The Oasis itself was invented by the brain underneath the disordered hair of Halliday, played excellently by Mark Rylance, whose physique faintly resembles “Back to the Future’s” Doc Brown, although Halliday is far more comprehensive and human. A group of nameless teens who live in the stacks (which is essentially trailer homes stacked upon each other) in 2045 Columbus, Ohio, escape the hardships of every day life since “life is a bummer.” They strive for the modern American dream, winning the lottery. Although here, instead of scratching a card at your local convenience store, you endeavor on a fanciful underdog “Willy Wonka and the Chocolate Factory” adventure, where creamy syrup rivers are replaced with the sweet taste of nostalgia.
At the top of the leaderboard is the everyday teen Wade Watts, whose sobriquet Parzival would have us believe he is a passionate activist for German literature.

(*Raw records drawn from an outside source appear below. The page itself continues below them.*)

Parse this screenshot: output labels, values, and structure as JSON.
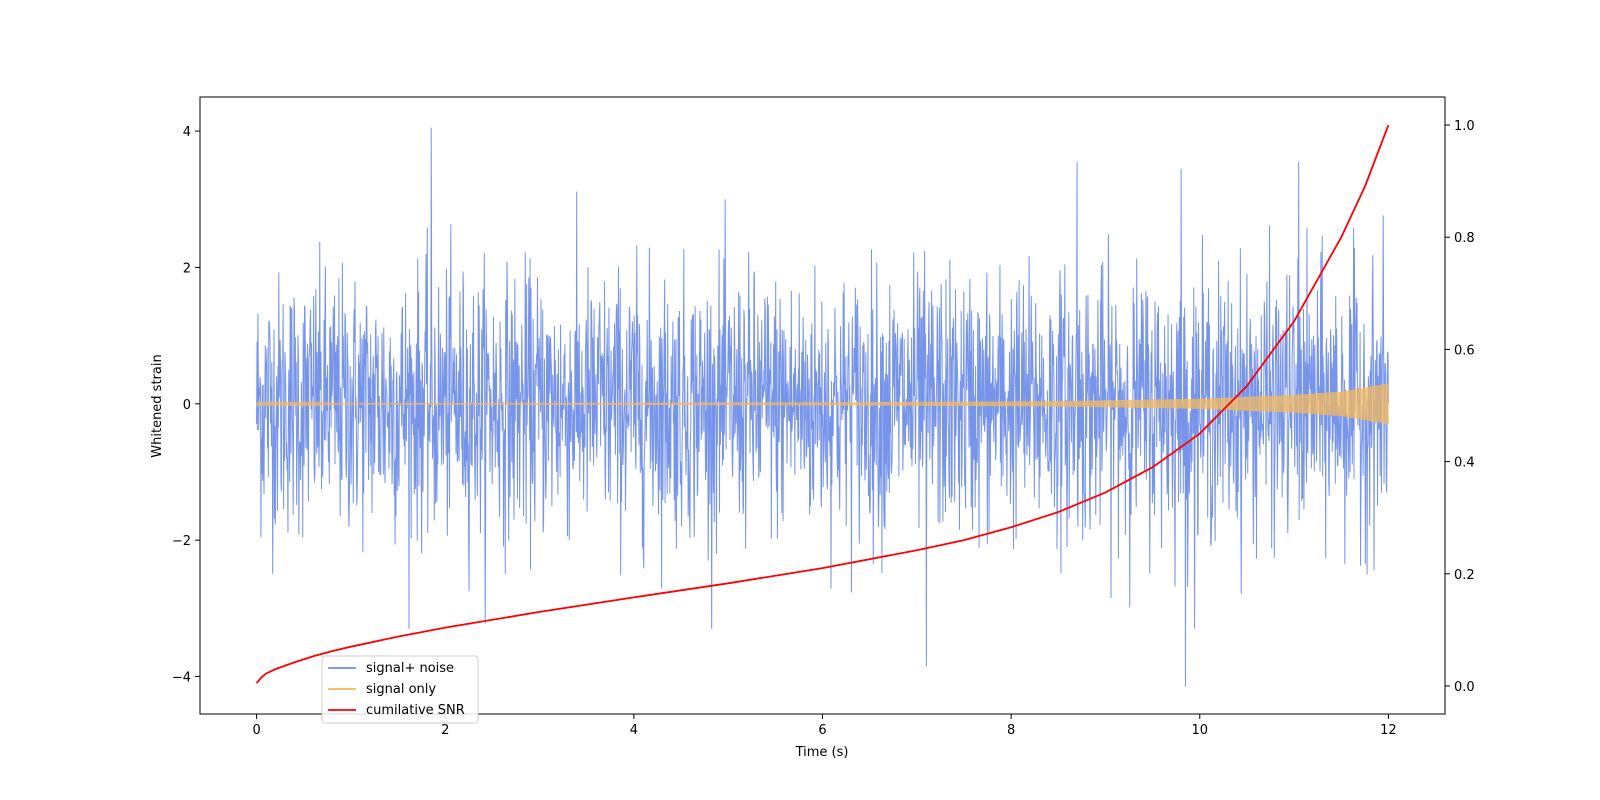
{
  "chart_data": {
    "type": "line",
    "xlabel": "Time (s)",
    "ylabel": "Whitened strain",
    "xlim": [
      -0.6,
      12.6
    ],
    "ylim_left": [
      -4.55,
      4.5
    ],
    "ylim_right": [
      -0.05,
      1.05
    ],
    "x_ticks": [
      0,
      2,
      4,
      6,
      8,
      10,
      12
    ],
    "y_ticks_left": [
      -4,
      -2,
      0,
      2,
      4
    ],
    "y_ticks_right": [
      0.0,
      0.2,
      0.4,
      0.6,
      0.8,
      1.0
    ],
    "x_tick_labels": [
      "0",
      "2",
      "4",
      "6",
      "8",
      "10",
      "12"
    ],
    "y_tick_labels_left": [
      "−4",
      "−2",
      "0",
      "2",
      "4"
    ],
    "y_tick_labels_right": [
      "0.0",
      "0.2",
      "0.4",
      "0.6",
      "0.8",
      "1.0"
    ],
    "grid": false,
    "legend_position": "lower-left",
    "series": [
      {
        "name": "signal+ noise",
        "axis": "left",
        "color": "#6f8ee8",
        "description_values": {
          "x_start": 0,
          "x_end": 12,
          "typical_range": [
            -2.0,
            2.0
          ],
          "max": 4.05,
          "min": -4.15
        },
        "notable_peaks": [
          [
            1.85,
            4.05
          ],
          [
            9.85,
            -4.15
          ],
          [
            7.1,
            -3.85
          ],
          [
            8.7,
            3.55
          ],
          [
            11.05,
            3.55
          ],
          [
            9.8,
            3.45
          ]
        ]
      },
      {
        "name": "signal only",
        "axis": "left",
        "color": "#f5b95c",
        "envelope": [
          [
            0,
            0.01
          ],
          [
            2,
            0.012
          ],
          [
            4,
            0.016
          ],
          [
            6,
            0.022
          ],
          [
            8,
            0.035
          ],
          [
            9,
            0.05
          ],
          [
            10,
            0.075
          ],
          [
            11,
            0.13
          ],
          [
            11.5,
            0.18
          ],
          [
            12,
            0.3
          ]
        ]
      },
      {
        "name": "cumilative SNR",
        "axis": "right",
        "color": "#ff0000",
        "x": [
          0,
          0.05,
          0.1,
          0.2,
          0.4,
          0.6,
          0.8,
          1,
          1.5,
          2,
          3,
          4,
          5,
          6,
          7,
          7.5,
          8,
          8.5,
          9,
          9.5,
          10,
          10.5,
          11,
          11.25,
          11.5,
          11.75,
          12
        ],
        "y": [
          0.005,
          0.015,
          0.022,
          0.03,
          0.042,
          0.053,
          0.062,
          0.07,
          0.088,
          0.104,
          0.132,
          0.158,
          0.183,
          0.21,
          0.242,
          0.26,
          0.283,
          0.31,
          0.345,
          0.39,
          0.45,
          0.535,
          0.65,
          0.725,
          0.8,
          0.89,
          1.0
        ]
      }
    ]
  }
}
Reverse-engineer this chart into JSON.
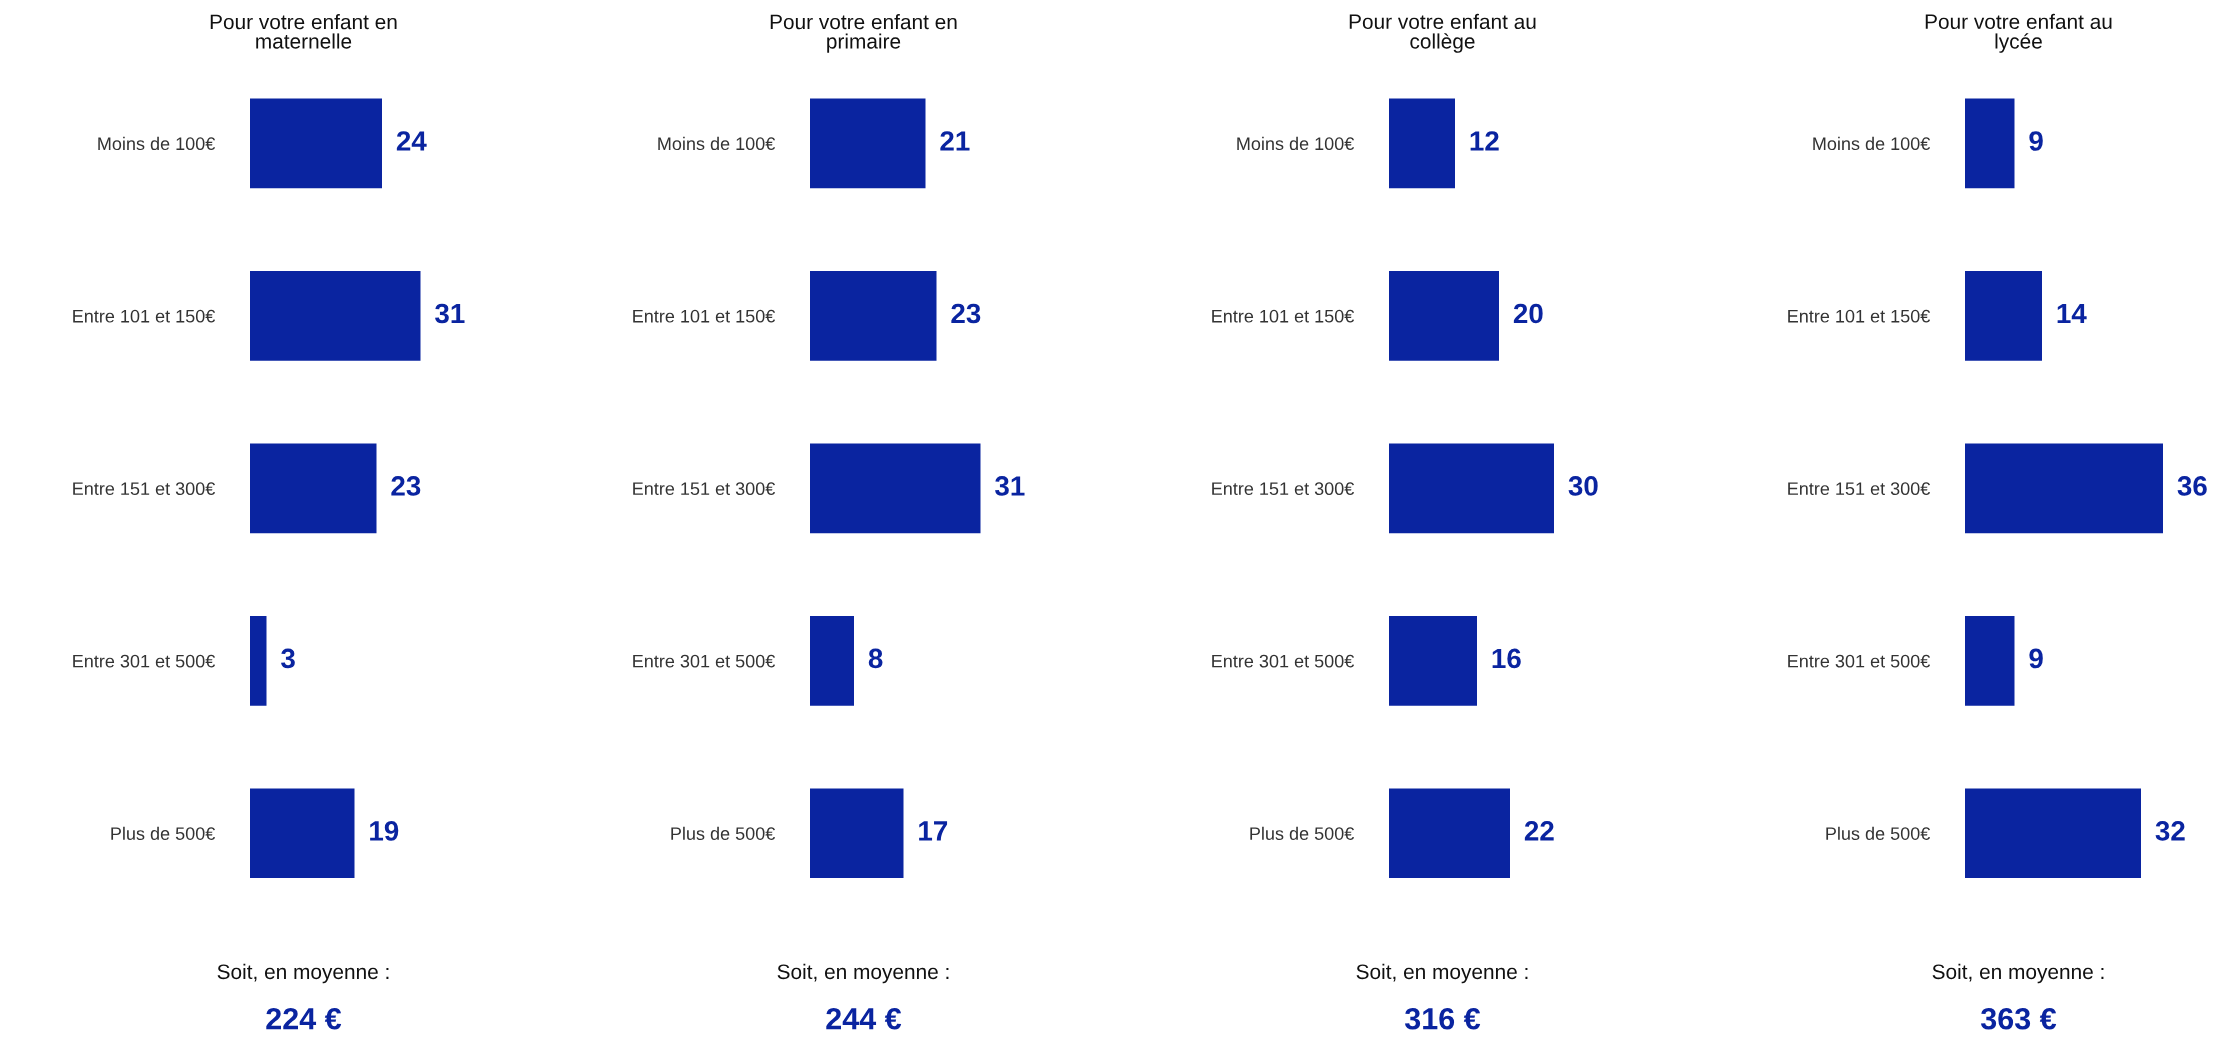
{
  "chart_data": [
    {
      "type": "bar",
      "orientation": "horizontal",
      "title": "Pour votre enfant en\nmaternelle",
      "categories": [
        "Moins de 100€",
        "Entre 101 et 150€",
        "Entre 151 et 300€",
        "Entre 301 et 500€",
        "Plus de 500€"
      ],
      "values": [
        24,
        31,
        23,
        3,
        19
      ],
      "color": "#0a24a0",
      "data_labels": true,
      "annotations": [
        "Soit, en moyenne :",
        "224 €"
      ]
    },
    {
      "type": "bar",
      "orientation": "horizontal",
      "title": "Pour votre enfant en\nprimaire",
      "categories": [
        "Moins de 100€",
        "Entre 101 et 150€",
        "Entre 151 et 300€",
        "Entre 301 et 500€",
        "Plus de 500€"
      ],
      "values": [
        21,
        23,
        31,
        8,
        17
      ],
      "color": "#0a24a0",
      "data_labels": true,
      "annotations": [
        "Soit, en moyenne :",
        "244 €"
      ]
    },
    {
      "type": "bar",
      "orientation": "horizontal",
      "title": "Pour votre enfant au\ncollège",
      "categories": [
        "Moins de 100€",
        "Entre 101 et 150€",
        "Entre 151 et 300€",
        "Entre 301 et 500€",
        "Plus de 500€"
      ],
      "values": [
        12,
        20,
        30,
        16,
        22
      ],
      "color": "#0a24a0",
      "data_labels": true,
      "annotations": [
        "Soit, en moyenne :",
        "316 €"
      ]
    },
    {
      "type": "bar",
      "orientation": "horizontal",
      "title": "Pour votre enfant au\nlycée",
      "categories": [
        "Moins de 100€",
        "Entre 101 et 150€",
        "Entre 151 et 300€",
        "Entre 301 et 500€",
        "Plus de 500€"
      ],
      "values": [
        9,
        14,
        36,
        9,
        32
      ],
      "color": "#0a24a0",
      "data_labels": true,
      "annotations": [
        "Soit, en moyenne :",
        "363 €"
      ]
    }
  ]
}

On the contrary, Watts comes off as an equally curious and bland hero, whose self indulgent alternate reality ‘Final Fantasy’ avatar is the only thing remarkable about the character as a whole. The same can be said for his buddies. The love interest sports the username Artemis, whose alternate self is a rumination of 80’s punk rock, and then there’s Ache, Watt’s best friend, an Orc with a sense of humor. The three of which embark on an excellently bogus adventure, that takes us to the period in which Spielberg transformed, and why? “Because Bill and Ted did it”!
Somewhere amidst the overlong two hour and twenty minute extravaganza is a plot, which unfortunately is where the movie falls flat. How can the plot be the movie’s downfall? Well the clues can be found throughout the film’s references to the director himself. Take the logo that opens the picture, as the Amblin Entertainment appears, the silhouette of the infamous E.T. bike flying over the moon appears as well. The feelings of pleasant bittersweet emotion are triggered, as we faintly recount the childlike awe experienced when we first viewed such an immersive sight. Yet “Ready Player One” comes off as more of show then tell.
The camera wistfully captures the action from all angles, as cinematographer Janusz Kamiński, long time partner of Spielberg, hearkens visual bliss, yet the emotional and dramatic charge is alarmingly sparse. In fact, where E.T.’s characters basked in youth and relatable qualities, such a concept seems foreign if not alienated by Watts and his colleagues who share no charisma or chemistry. Once in the real world, they act just as awkward as today’s gamer stereotypes, which seems ironic.
The branded slogan is “the only thing real is reality”, which is really, the least real part about the whole thing. Nonetheless, when push comes to shove, I found myself time and time again captivated by the unforgiving spot-on music of Van Halen and the exciting popcorn-action that features Ernest Cline’s fun callbacks to pop culture’s most memorable era. And although Spielberg’s adaptation of the bestselling novel may take the liberty of erasing the drama and insert even more 80’s memorabilia, if you take a leap of faith and jump (as Van Halen’s opening song suggests), you may not find yourself mystically soaring over the moon, but you may just experience an Easter egg hunt as entertaining as the ones you had as a kid.